The location that was chosen to site this work was also of significance. Hotels occupy a boarderland, somewhere between public and private space, a place where strangers are intimate behind closed doors. The hotel that Blamey stayed in was a furtive kind of place, where cooking was prohibited in the rooms. Low-key, low-brow international style from the outside; run-down jaded elegance on the inside. Moist bed, damp walls, cigarette burns, sordid, but not so much as to be that interesting – until on the last night he found a crack pipe taped to the underside of the table on which he had been eating his meals every day.
Hotel rooms offer the most extreme example of our ability to colonise space. As we place our soap tentatively between the taps, the yellow stain on the basin enamel is not so bad, it has become ours. In such strange destinations, transitory places where people move in and out overnight, our need to make a hotel room a home in a small space of time inspires our most canabalistic instincts. As Blamey cooked and ate his meals, breakfast, lunch and dinner, day after day, night after night, he developed rituals adapted to the specific layout of the room. Mini bar became fridge, lockable suitcase acted as storage cupboard, the table between the beds was used when boiling water, the dressing table designated a frying area, the tiled surfaces of the bathroom adapted as a preparation zone and the bathtub utilized for dishwashing. The strange juxtapositions, washing pans in the bath, olive oil next to shaving cream on the bath ledge, also work to transform the room, to give it a new life. But the transformation is not complete, and not very comfortable. The objects do not quite get assimilated. It’s something to do with the secretness of his cooking, the need to hide the evidence. It makes one feel sorry for him, feel the fear of not belonging, of alienation, of being found out. I’m reminded of the desparateness that being alone in the city can bring, when access is denied to a ‘real‘ home. There is a pathos about this work; it serves as a potent reminder of those who do not choose to keep themselves apart, but who are forced to live in hotel accommodation and survive this way for months, years on end, living as outsiders, furtive, anxious prisoners in their own home.
Blamey holds a particular fascination for the sorts of mundane details and boring little tasks that pass us by.
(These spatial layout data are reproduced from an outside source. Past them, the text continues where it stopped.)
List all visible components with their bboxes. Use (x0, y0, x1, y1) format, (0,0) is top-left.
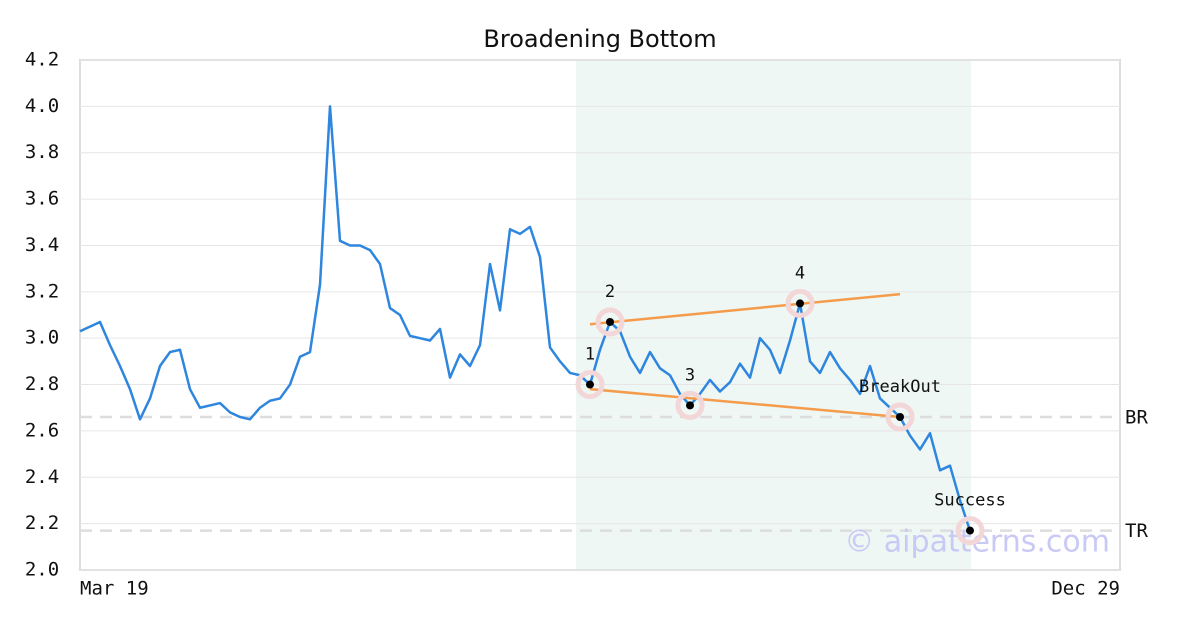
pivot-dot (586, 380, 594, 389)
y-tick-label: 4.2 (25, 49, 59, 71)
pivot-dot (796, 299, 804, 308)
trendline (589, 387, 901, 419)
chart-title: Broadening Bottom (483, 25, 716, 53)
level-label: TR (1125, 520, 1148, 542)
pivot-label: 1 (585, 345, 595, 365)
x-tick-label: Mar 19 (80, 578, 149, 600)
pivot-label: 4 (795, 263, 805, 283)
y-tick-label: 2.4 (25, 466, 59, 488)
pivot-halo (785, 288, 815, 318)
pivot-halo (885, 402, 915, 432)
pivot-label: Success (934, 491, 1006, 511)
pivot-dot (896, 413, 904, 421)
pivot-dot (606, 317, 614, 326)
y-tick-label: 3.8 (25, 141, 59, 163)
y-tick-label: 2.2 (25, 512, 59, 534)
pattern-range (576, 61, 971, 569)
trendline (589, 292, 901, 326)
y-tick-label: 4.0 (25, 95, 59, 117)
pivot-label: 3 (685, 365, 695, 385)
pivot-halo (955, 516, 985, 546)
y-tick-label: 3.6 (25, 188, 59, 210)
y-tick-label: 2.6 (25, 419, 59, 441)
y-tick-label: 3.4 (25, 234, 59, 256)
y-tick-label: 2.8 (25, 373, 59, 395)
price-line (79, 105, 972, 531)
pivot-label: BreakOut (859, 377, 941, 397)
pivot-halo (575, 370, 605, 400)
pivot-label: 2 (605, 282, 615, 302)
pivot-dot (966, 526, 974, 535)
pivot-dot (686, 401, 694, 410)
y-tick-label: 3.2 (25, 280, 59, 302)
pivot-halo (595, 307, 625, 337)
y-tick-label: 3.0 (25, 327, 59, 349)
pivot-halo (675, 390, 705, 420)
y-tick-label: 2.0 (25, 559, 59, 581)
level-label: BR (1125, 407, 1148, 429)
x-tick-label: Dec 29 (1051, 578, 1120, 600)
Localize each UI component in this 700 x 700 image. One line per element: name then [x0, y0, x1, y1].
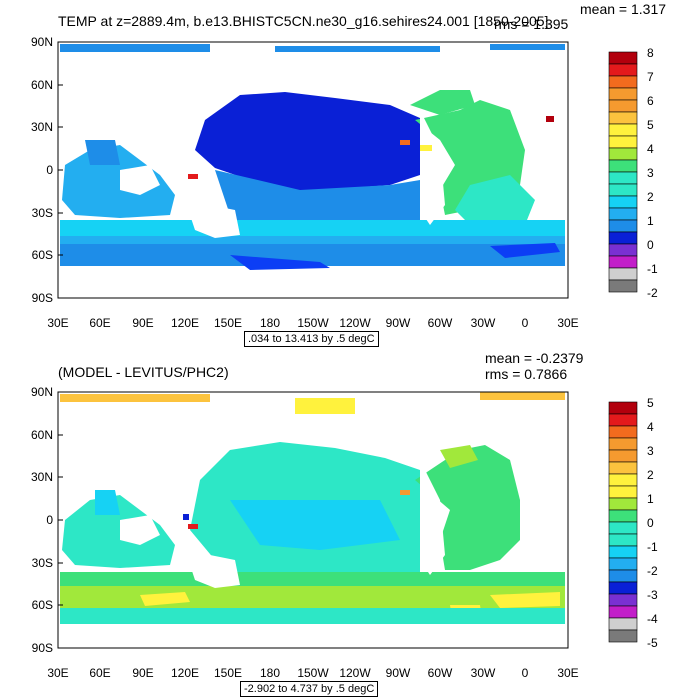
- lat-label: 60S: [31, 248, 53, 262]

By focussing our attention on the ‘everyday’, often by acts of repitition, the small things that normally go unnoticed take centre stage and acquire all kinds of new meaning. This brings to mind Henri Lefebvre’s differentiation between the practices of everyday life that make us into docile creatures simply repeating tasks and reproducing the status quo, and those which serve as acts of resistance – tiny moves, moments that delight in creating a different order. And taking up Michel de Certau’s terminology, this approach is tactical rather than stratigic. It is counter practice on a micro level, not just in terms of scale but in terms of visibility – and effort. Blamey’s processes appear to fall into his lap, located, following Kaprow, on the territory between art and everyday life. His work focusses our attention on the significance of some of the quite ordinary things that happen all around us, all of the time.
Week of Cooperative Suffering
Duration 1 week
A week's food shopping carried from London to Chiang Mai, Thailand in hand luggage and consumed over a week in the privacy of an affordable hotel room. Project for 'Backpacker' exhibition.